Joaquin Phoenix est de la famille des actors studios, technique consistant pour un acteur à s’accaparer toute la vie de son personnage, à s’y plonger complètement. A l’instar d’un Daniel Day-Lewis, le maître en la matière (et du coup l’acteur le plus Oscarisé de l’histoire), qui avait (par exemple) passé six mois perdu dans la nature avant le tournage du Dernier des Mohicans, Phoenix est capable de faire vivre ses personnages et apporte une crédibilité totale au récit.

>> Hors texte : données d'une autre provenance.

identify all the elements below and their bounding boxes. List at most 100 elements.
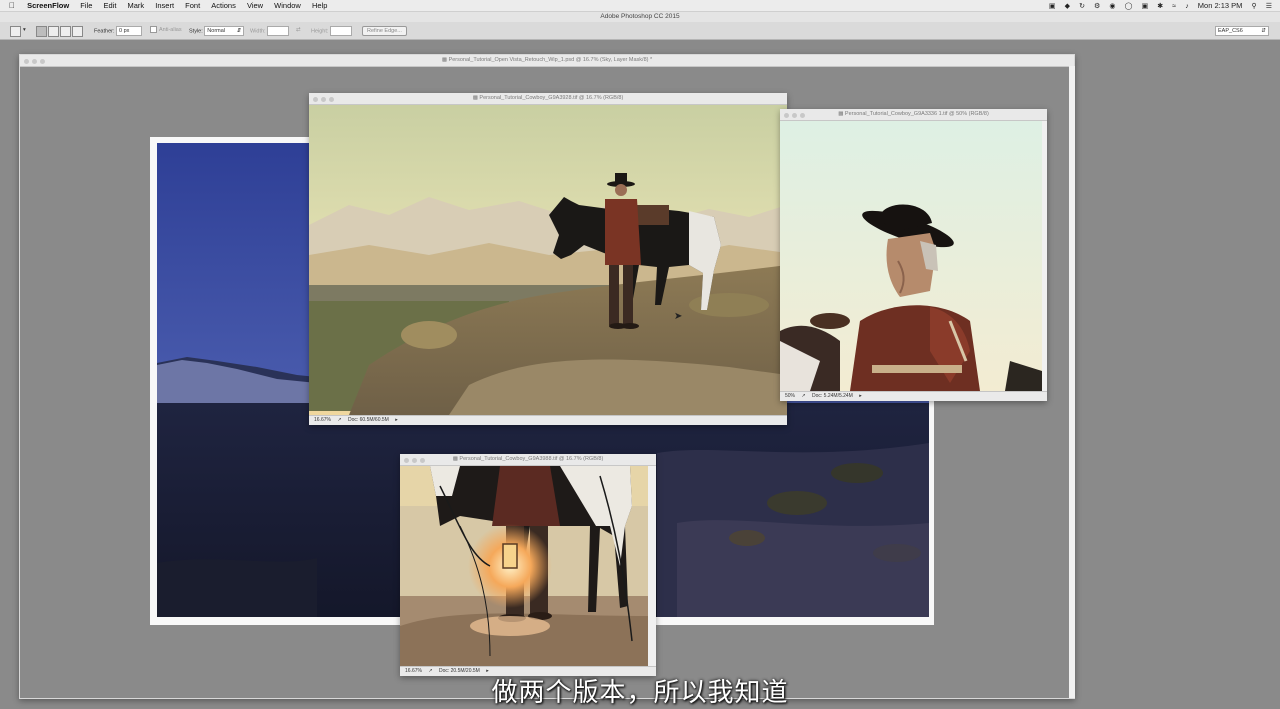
- status-icon[interactable]: ▣: [1049, 1, 1056, 12]
- cowboy-close-title: Personal_Tutorial_Cowboy_G9A3336 1.tif @…: [844, 111, 989, 117]
- height-input[interactable]: [329, 26, 352, 36]
- status-menu-arrow-icon[interactable]: ▸: [395, 416, 398, 425]
- close-button[interactable]: [313, 97, 318, 102]
- timer-icon[interactable]: ◯: [1125, 1, 1133, 12]
- zoom-button[interactable]: [800, 113, 805, 118]
- share-icon[interactable]: ↗: [337, 416, 341, 425]
- feather-label: Feather:: [94, 28, 115, 35]
- notification-center-icon[interactable]: ☰: [1266, 1, 1272, 12]
- cowboy-wide-title: Personal_Tutorial_Cowboy_G9A3928.tif @ 1…: [479, 95, 624, 101]
- style-select[interactable]: Normal ⇵: [204, 26, 245, 36]
- main-window-right-edge: [1069, 66, 1075, 698]
- main-window-title: Personal_Tutorial_Open Vista_Retouch_Wip…: [448, 57, 653, 63]
- options-bar: ▾ Feather: 0 px Anti-alias Style: Normal…: [0, 22, 1280, 40]
- document-icon: ▩: [472, 95, 478, 101]
- cowboy-lantern-titlebar[interactable]: ▩ Personal_Tutorial_Cowboy_G9A3988.tif @…: [400, 454, 656, 466]
- status-menu-arrow-icon[interactable]: ▸: [859, 392, 862, 401]
- minimize-button[interactable]: [321, 97, 326, 102]
- zoom-level[interactable]: 16.67%: [314, 416, 331, 425]
- window-controls[interactable]: [24, 58, 48, 66]
- width-input[interactable]: [267, 26, 290, 36]
- window-controls[interactable]: [784, 112, 808, 120]
- document-icon: ▩: [838, 111, 844, 117]
- anti-alias-checkbox[interactable]: [150, 26, 157, 34]
- menu-extras: ▣ ◆ ↻ ⚙ ◉ ◯ ▣ ✱ ≈ ♪ Mon 2:13 PM ⚲ ☰: [1042, 0, 1272, 11]
- height-label: Height:: [311, 28, 329, 35]
- window-controls[interactable]: [404, 457, 428, 465]
- menu-insert[interactable]: Insert: [155, 0, 174, 11]
- main-window-titlebar[interactable]: ▩ Personal_Tutorial_Open Vista_Retouch_W…: [20, 55, 1074, 67]
- doc-size: Doc: 5.24M/5.24M: [812, 393, 853, 399]
- feather-control: Feather: 0 px: [94, 26, 143, 36]
- menu-bar:  ScreenFlow File Edit Mark Insert Font …: [0, 0, 1280, 12]
- add-selection-icon[interactable]: [48, 26, 59, 37]
- mouse-cursor-icon: ➤: [674, 311, 683, 322]
- swap-icon[interactable]: ⇄: [296, 26, 301, 35]
- new-selection-icon[interactable]: [36, 26, 47, 37]
- close-button[interactable]: [24, 59, 29, 64]
- zoom-button[interactable]: [40, 59, 45, 64]
- subtract-selection-icon[interactable]: [60, 26, 71, 37]
- cowboy-close-window[interactable]: ▩ Personal_Tutorial_Cowboy_G9A3336 1.tif…: [780, 109, 1047, 401]
- zoom-button[interactable]: [420, 458, 425, 463]
- menu-window[interactable]: Window: [274, 0, 301, 11]
- feather-input[interactable]: 0 px: [116, 26, 143, 36]
- spotlight-search-icon[interactable]: ⚲: [1251, 1, 1256, 12]
- cowboy-close-titlebar[interactable]: ▩ Personal_Tutorial_Cowboy_G9A3336 1.tif…: [780, 109, 1047, 121]
- style-label: Style:: [189, 28, 203, 35]
- wifi-icon[interactable]: ≈: [1172, 1, 1176, 12]
- minimize-button[interactable]: [792, 113, 797, 118]
- menu-mark[interactable]: Mark: [128, 0, 145, 11]
- width-control: Width:: [250, 26, 290, 36]
- menu-help[interactable]: Help: [312, 0, 327, 11]
- anti-alias-control[interactable]: Anti-alias: [150, 26, 182, 35]
- doc-size: Doc: 60.5M/60.5M: [347, 417, 389, 423]
- cowboy-lantern-title: Personal_Tutorial_Cowboy_G9A3988.tif @ 1…: [459, 456, 604, 462]
- menu-view[interactable]: View: [247, 0, 263, 11]
- workspace-select[interactable]: EAP_CS6 ⇵: [1215, 26, 1269, 36]
- document-icon: ▩: [441, 57, 448, 63]
- window-controls[interactable]: [313, 96, 337, 104]
- share-icon[interactable]: ↗: [801, 392, 805, 401]
- bluetooth-icon[interactable]: ✱: [1157, 1, 1163, 12]
- menu-edit[interactable]: Edit: [103, 0, 116, 11]
- shield-icon[interactable]: ◆: [1065, 1, 1070, 12]
- marquee-tool-icon[interactable]: [10, 26, 21, 37]
- style-value: Normal: [207, 28, 226, 34]
- cowboy-wide-photo: [309, 105, 787, 415]
- minimize-button[interactable]: [32, 59, 37, 64]
- zoom-button[interactable]: [329, 97, 334, 102]
- tool-preset-chevron-icon[interactable]: ▾: [23, 26, 26, 35]
- cowboy-lantern-window[interactable]: ▩ Personal_Tutorial_Cowboy_G9A3988.tif @…: [400, 454, 656, 676]
- cowboy-wide-titlebar[interactable]: ▩ Personal_Tutorial_Cowboy_G9A3928.tif @…: [309, 93, 787, 105]
- select-arrows-icon: ⇵: [1261, 28, 1266, 34]
- menu-app-name[interactable]: ScreenFlow: [27, 0, 69, 11]
- sync-icon[interactable]: ↻: [1079, 1, 1085, 12]
- close-button[interactable]: [404, 458, 409, 463]
- cowboy-close-statusbar: 50% ↗ Doc: 5.24M/5.24M ▸: [780, 391, 1047, 401]
- refine-edge-button[interactable]: Refine Edge...: [362, 26, 407, 36]
- cowboy-lantern-photo: [400, 466, 648, 667]
- document-icon: ▩: [452, 456, 458, 462]
- zoom-level[interactable]: 50%: [785, 392, 795, 401]
- cowboy-wide-window[interactable]: ▩ Personal_Tutorial_Cowboy_G9A3928.tif @…: [309, 93, 787, 425]
- height-control: Height:: [311, 26, 352, 36]
- video-subtitle: 做两个版本，所以我知道: [491, 678, 789, 708]
- clock[interactable]: Mon 2:13 PM: [1198, 0, 1243, 11]
- style-control: Style: Normal ⇵: [189, 26, 245, 36]
- close-button[interactable]: [784, 113, 789, 118]
- workspace-control: EAP_CS6 ⇵: [1215, 26, 1269, 36]
- menu-font[interactable]: Font: [185, 0, 200, 11]
- intersect-selection-icon[interactable]: [72, 26, 83, 37]
- menu-file[interactable]: File: [80, 0, 92, 11]
- capture-icon[interactable]: ▣: [1142, 1, 1149, 12]
- width-label: Width:: [250, 28, 266, 35]
- select-arrows-icon: ⇵: [236, 28, 242, 34]
- apple-menu-icon[interactable]: : [9, 0, 15, 11]
- minimize-button[interactable]: [412, 458, 417, 463]
- volume-icon[interactable]: ♪: [1185, 1, 1189, 12]
- record-icon[interactable]: ◉: [1109, 1, 1115, 12]
- menu-actions[interactable]: Actions: [211, 0, 236, 11]
- tools-icon[interactable]: ⚙: [1094, 1, 1100, 12]
- app-title: Adobe Photoshop CC 2015: [0, 12, 1280, 22]
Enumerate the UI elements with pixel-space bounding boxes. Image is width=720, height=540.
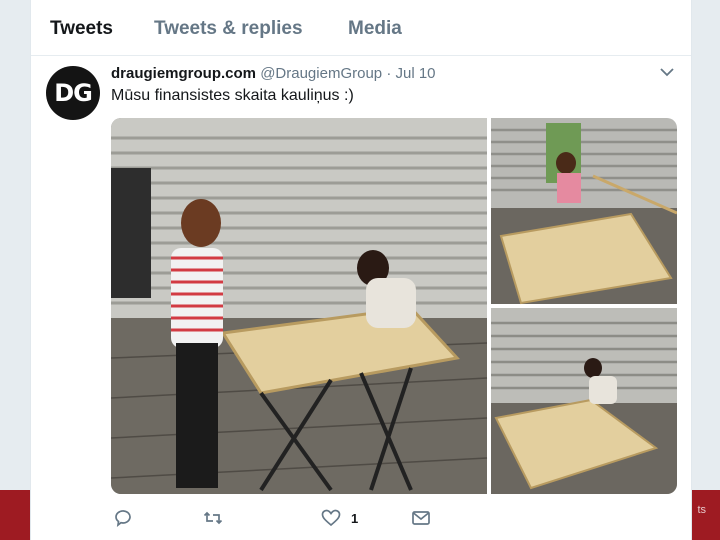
tweet-timeline-card: Tweets Tweets & replies Media DG draugie… (30, 0, 692, 540)
photo-main[interactable] (111, 118, 488, 494)
tweet-text: Mūsu finansistes skaita kauliņus :) (111, 87, 354, 104)
tab-tweets-and-replies[interactable]: Tweets & replies (154, 18, 303, 40)
like-button[interactable]: 1 (321, 508, 358, 528)
footer-text-fragment: ts (697, 504, 706, 516)
like-count: 1 (351, 510, 359, 526)
avatar-initials: DG (54, 79, 93, 107)
chevron-down-icon[interactable] (659, 64, 675, 80)
heart-icon (321, 509, 341, 527)
profile-tabs: Tweets Tweets & replies Media (31, 0, 691, 56)
tweet-header: draugiemgroup.com @DraugiemGroup · Jul 1… (111, 65, 436, 82)
retweet-button[interactable] (203, 508, 223, 528)
display-name[interactable]: draugiemgroup.com (111, 65, 256, 82)
tweet-date[interactable]: Jul 10 (395, 65, 435, 82)
reply-button[interactable] (113, 508, 133, 528)
direct-message-button[interactable] (411, 508, 431, 528)
envelope-icon (412, 511, 430, 525)
avatar[interactable]: DG (46, 66, 100, 120)
reply-icon (115, 510, 131, 527)
retweet-icon (203, 511, 223, 525)
photo-bottom-right[interactable] (491, 308, 677, 494)
tab-tweets[interactable]: Tweets (50, 18, 113, 40)
tab-media[interactable]: Media (348, 18, 402, 40)
photo-top-right[interactable] (491, 118, 677, 305)
tweet-media-gallery (111, 118, 677, 494)
tweet-actions: 1 (111, 508, 511, 532)
user-handle[interactable]: @DraugiemGroup (260, 65, 382, 82)
separator-dot: · (386, 65, 392, 82)
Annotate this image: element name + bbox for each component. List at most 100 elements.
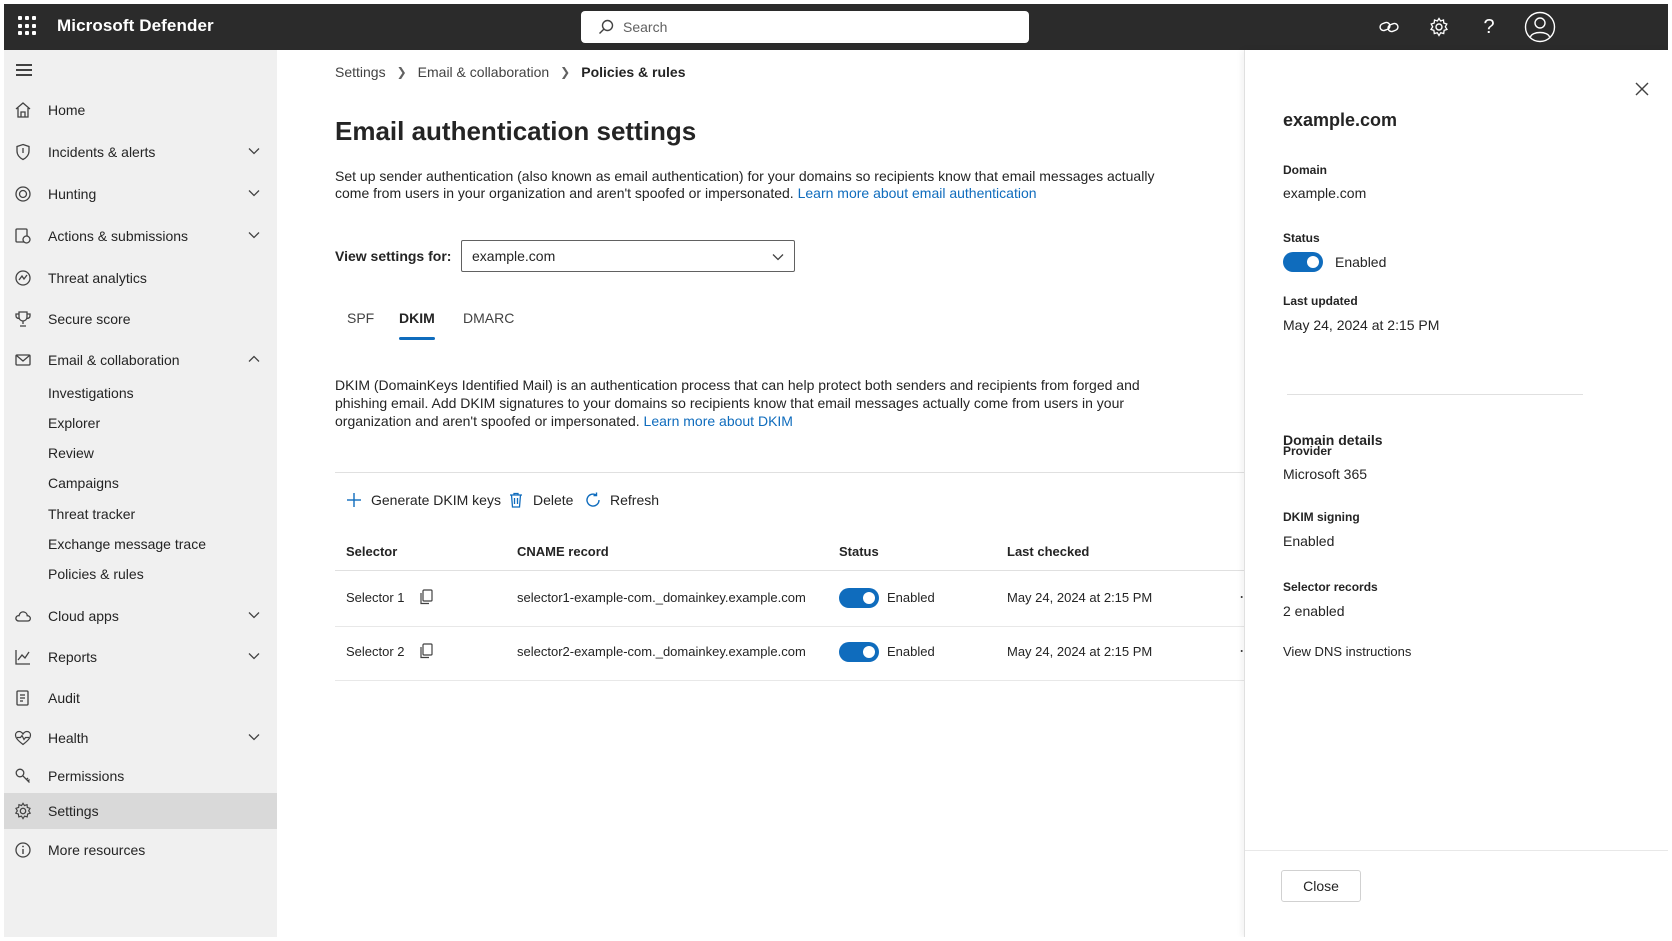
search-box[interactable] [581, 11, 1029, 43]
tab-dmarc[interactable]: DMARC [463, 310, 514, 342]
delete-button[interactable]: Delete [507, 484, 573, 516]
sub-item-threat-tracker[interactable]: Threat tracker [48, 504, 135, 524]
generate-label: Generate DKIM keys [371, 492, 501, 508]
nav-item-health[interactable]: Health [4, 720, 277, 756]
learn-more-link[interactable]: Learn more about email authentication [798, 185, 1037, 201]
learn-more-dkim-link[interactable]: Learn more about DKIM [644, 413, 793, 429]
generate-dkim-keys-button[interactable]: Generate DKIM keys [345, 484, 501, 516]
breadcrumb-item-email[interactable]: Email & collaboration [418, 64, 550, 80]
nav-item-secure-score[interactable]: Secure score [4, 301, 277, 337]
chevron-down-icon[interactable] [248, 652, 260, 660]
chevron-down-icon[interactable] [248, 231, 260, 239]
nav-item-cloud-apps[interactable]: Cloud apps [4, 598, 277, 634]
sub-item-policies-rules[interactable]: Policies & rules [48, 564, 144, 584]
details-panel: example.com Domain example.com Status En… [1244, 50, 1668, 937]
nav-item-email-collaboration[interactable]: Email & collaboration [4, 342, 277, 378]
audit-icon [16, 690, 29, 706]
trophy-icon [15, 311, 31, 327]
app-title[interactable]: Microsoft Defender [57, 16, 214, 36]
column-header-selector[interactable]: Selector [346, 544, 397, 559]
domain-select-value: example.com [472, 248, 556, 264]
refresh-button[interactable]: Refresh [584, 484, 659, 516]
view-dns-instructions-link[interactable]: View DNS instructions [1283, 644, 1411, 659]
view-settings-label: View settings for: [335, 248, 452, 264]
chevron-up-icon[interactable] [248, 355, 260, 363]
nav-label: Home [48, 102, 86, 118]
last-updated-label: Last updated [1283, 294, 1358, 308]
breadcrumb: Settings ❯ Email & collaboration ❯ Polic… [335, 64, 686, 80]
home-icon [15, 102, 31, 118]
nav-label: Secure score [48, 311, 131, 327]
tab-spf[interactable]: SPF [347, 310, 374, 342]
nav-item-threat-analytics[interactable]: Threat analytics [4, 260, 277, 296]
heart-icon [14, 730, 32, 746]
close-icon[interactable] [1633, 80, 1651, 98]
nav-item-incidents[interactable]: Incidents & alerts [4, 134, 277, 170]
sub-item-review[interactable]: Review [48, 443, 94, 463]
chevron-down-icon[interactable] [248, 147, 260, 155]
nav-item-audit[interactable]: Audit [4, 680, 277, 716]
nav-item-actions[interactable]: Actions & submissions [4, 218, 277, 254]
status-toggle[interactable] [839, 642, 879, 662]
breadcrumb-item-current: Policies & rules [581, 64, 686, 80]
nav-label: Actions & submissions [48, 228, 189, 244]
nav-label: Permissions [48, 768, 125, 784]
column-header-last-checked[interactable]: Last checked [1007, 544, 1089, 559]
info-icon [15, 842, 31, 858]
chevron-down-icon[interactable] [248, 733, 260, 741]
analytics-icon [15, 270, 31, 286]
search-input[interactable] [623, 11, 1013, 43]
nav-item-more-resources[interactable]: More resources [4, 832, 277, 868]
nav-label: Incidents & alerts [48, 144, 156, 160]
breadcrumb-item-settings[interactable]: Settings [335, 64, 386, 80]
status-text: Enabled [887, 590, 935, 605]
selector-records-label: Selector records [1283, 580, 1378, 594]
waffle-icon[interactable] [18, 16, 38, 36]
trash-icon [510, 492, 522, 508]
table-row[interactable]: Selector 2 selector2-example-com._domain… [335, 625, 1255, 681]
delete-label: Delete [533, 492, 574, 508]
status-toggle[interactable] [839, 588, 879, 608]
close-button[interactable]: Close [1281, 870, 1361, 902]
nav-item-hunting[interactable]: Hunting [4, 176, 277, 212]
nav-item-reports[interactable]: Reports [4, 639, 277, 675]
column-header-status[interactable]: Status [839, 544, 879, 559]
nav-item-permissions[interactable]: Permissions [4, 758, 277, 794]
refresh-label: Refresh [610, 492, 660, 508]
panel-status-toggle[interactable] [1283, 252, 1323, 272]
gear-icon[interactable] [1426, 14, 1452, 40]
selector-records-value: 2 enabled [1283, 603, 1345, 619]
status-label: Status [1283, 231, 1320, 245]
sub-item-campaigns[interactable]: Campaigns [48, 473, 119, 493]
nav-item-home[interactable]: Home [4, 92, 277, 128]
last-checked: May 24, 2024 at 2:15 PM [1007, 590, 1153, 605]
target-icon [15, 186, 31, 202]
copy-icon[interactable] [419, 643, 433, 659]
provider-label: Provider [1283, 444, 1332, 458]
domain-label: Domain [1283, 163, 1328, 177]
sub-item-message-trace[interactable]: Exchange message trace [48, 534, 206, 554]
cname-record: selector2-example-com._domainkey.example… [517, 644, 806, 659]
domain-select[interactable]: example.com [461, 240, 795, 272]
help-icon[interactable]: ? [1476, 14, 1502, 40]
cloud-icon [15, 611, 31, 622]
tab-dkim[interactable]: DKIM [399, 310, 435, 342]
sub-item-explorer[interactable]: Explorer [48, 413, 100, 433]
selector-name: Selector 1 [346, 590, 405, 605]
sub-item-investigations[interactable]: Investigations [48, 383, 134, 403]
account-icon[interactable] [1524, 11, 1556, 43]
mail-icon [15, 354, 31, 366]
dkim-signing-value: Enabled [1283, 533, 1335, 549]
top-bar: Microsoft Defender ? [4, 4, 1668, 50]
nav-label: Cloud apps [48, 608, 119, 624]
menu-icon[interactable] [16, 64, 32, 76]
nav-item-settings[interactable]: Settings [4, 793, 277, 829]
copy-icon[interactable] [419, 589, 433, 605]
column-header-cname[interactable]: CNAME record [517, 544, 609, 559]
table-row[interactable]: Selector 1 selector1-example-com._domain… [335, 571, 1255, 627]
chevron-down-icon[interactable] [248, 611, 260, 619]
last-updated-value: May 24, 2024 at 2:15 PM [1283, 317, 1440, 333]
chevron-down-icon[interactable] [248, 189, 260, 197]
link-icon[interactable] [1376, 14, 1402, 40]
selector-name: Selector 2 [346, 644, 405, 659]
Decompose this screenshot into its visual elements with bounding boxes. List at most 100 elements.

Dans les trois films de Gray, si les personnages sont en apparence différents, ils ont cependant en commun leur même position à la limite de la rationalité. Ce sont des personnages prêts à sombrer dans la folie, qui n’inspirent pas forcément confiance et sont remplis de mélancolie. Tout Joaquin Phoenix donc, légèrement farfelu et impressionnant quand on le rencontre ! Il remplit son jeu d’une gestion de sa corpulence, de mouvements très contrôlés, maniérés et techniques. La direction que lui donne Gray semble être de peu communiquer verbalement, d’être calme, intime avec le spectateur, pour tout donner dans des scènes fortes. Et puis il y a son regard, bouleversant. Ses yeux gris/bleus relevés par des sourcils épais, à travers lesquels passent la noirceur de ses personnages.

Joaquin Phoenix n’est donc pas un acteur tout terrain. Dans la manière dont il s’approprie ses rôles, on s’aperçoit qu’il choisit toujours des personnages névrosés, rempli de doutes, près à basculer vers la folie ou la violence. Et en ça, James Gray lui a offert trois personnages incroyablement écrits dans lesquels il a pu montrer ce qu’il était : l’un des meilleurs acteurs en activité.